4. Negative to positive
As far back as I can remember, I’ve been a perfectionist. I remember getting second place in my 2nd grade spelling bee and hating myself for “falling short.” There are times I still have to strive for balance in the process of working hard without falling into a perfectionist mindset. Simultaneously, from a young age, I’ve been very detailed and organized. I put my whole heart into everything I do. I emphasize these traits, because a rewarding part of recovery is being able to change negative traits into positive ones. I now hold myself to a standard of grace, not perfection. I use my attention to detail and organization for goodwill, like in my sociology classes. A good sociologist must be detailed and organized, but certainly not perfectionistic. Perfectionism will only hold us back from fulfilling our destinies. When the goal is perfection, we will always fall short. When the goal is perfection, we can’t stop to ‘smell the roses’ because we’re so focused on whatever it is we’re trying to be perfect at. So, how do you nip perfectionism in the bud? Three little words: Tender Loving Care (TLC—or that’s what I call it anyway—create whatever words you like!). No matter how busy and hectic life can get, it is imperative to take time just for you. Take a bubble bath, watch a movie, read a book (textbooks don’t count), go to your favorite coffee shop. The point is, do an activity you enjoy just for the sake of being kind and good to yourself. Having time for yourself will help you avoid burn out. Once you return to your studies after this TLC, you will feel more rejuvenated and ready to tackle that homework or whatever else you have to do.
Note: I have learned that everyone is different in terms of how much TLC they need, based on introversion/extroversion. I myself am an introvert but I realize every person is different. Know yourself and what you need—this will make college a much more rewarding experience!
5. Don’t forget…have fun!
All in all, college is such an amazing time in your life. Take this time to get to know yourself and others. College is one way you discover your likes and dislikes. Travel, explore, find what gives you joy and fulfillment, and pursue that with all your heart. What makes you feel fully alive? What penetrates your heart with deep passion and joy? Maybe that’s in your biology class, on the soccer field, or volunteering at an organization to help others. Everyone has a different purpose in life, and college is a wonderful time to begin that journey of self-discovery.

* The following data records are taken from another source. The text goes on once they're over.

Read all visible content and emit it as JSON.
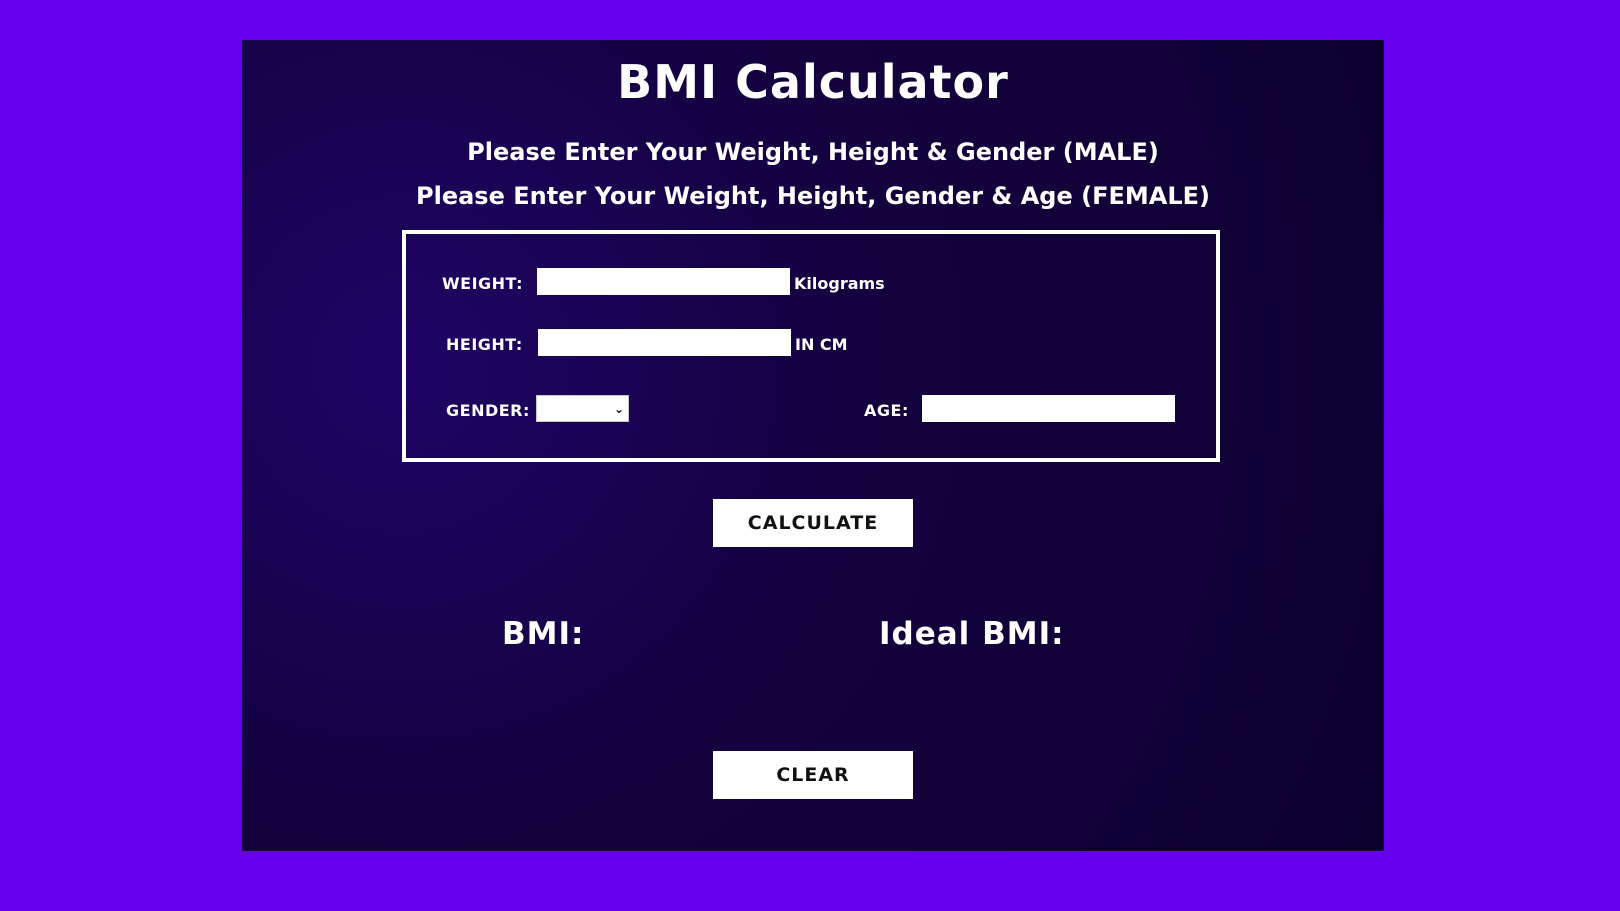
{
  "app": {
    "title": "BMI Calculator",
    "instructions": [
      "Please Enter Your Weight, Height & Gender (MALE)",
      "Please Enter Your Weight, Height, Gender & Age (FEMALE)"
    ]
  },
  "form": {
    "weight": {
      "label": "WEIGHT:",
      "value": "",
      "unit": "Kilograms"
    },
    "height": {
      "label": "HEIGHT:",
      "value": "",
      "unit": "IN CM"
    },
    "gender": {
      "label": "GENDER:",
      "selected": ""
    },
    "age": {
      "label": "AGE:",
      "value": ""
    }
  },
  "actions": {
    "calculate_label": "CALCULATE",
    "clear_label": "CLEAR"
  },
  "results": {
    "bmi_label": "BMI:",
    "ideal_bmi_label": "Ideal BMI:"
  },
  "colors": {
    "background": "#6600ee",
    "panel": "#13023f",
    "text": "#ffffff",
    "button_text": "#111111"
  },
  "icons": {
    "gender_dropdown": "chevron-down-icon"
  }
}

Wherever you are in your recovery, remember that everything happens for a reason. I never even thought I could go to college and here I am, about to begin my senior year. I am passionate about social justice relating to the disempowerment of women, whether that be concerning issues like sex trafficking and genital mutilation, or issues like eating disorders, body image, and depression. Most of all, I am passionate about being a voice for those who are struggling to find theirs. I want to walk with others as they learn to live free and empowered lives. I want to walk with others as their own roots go down deep… just as mine have.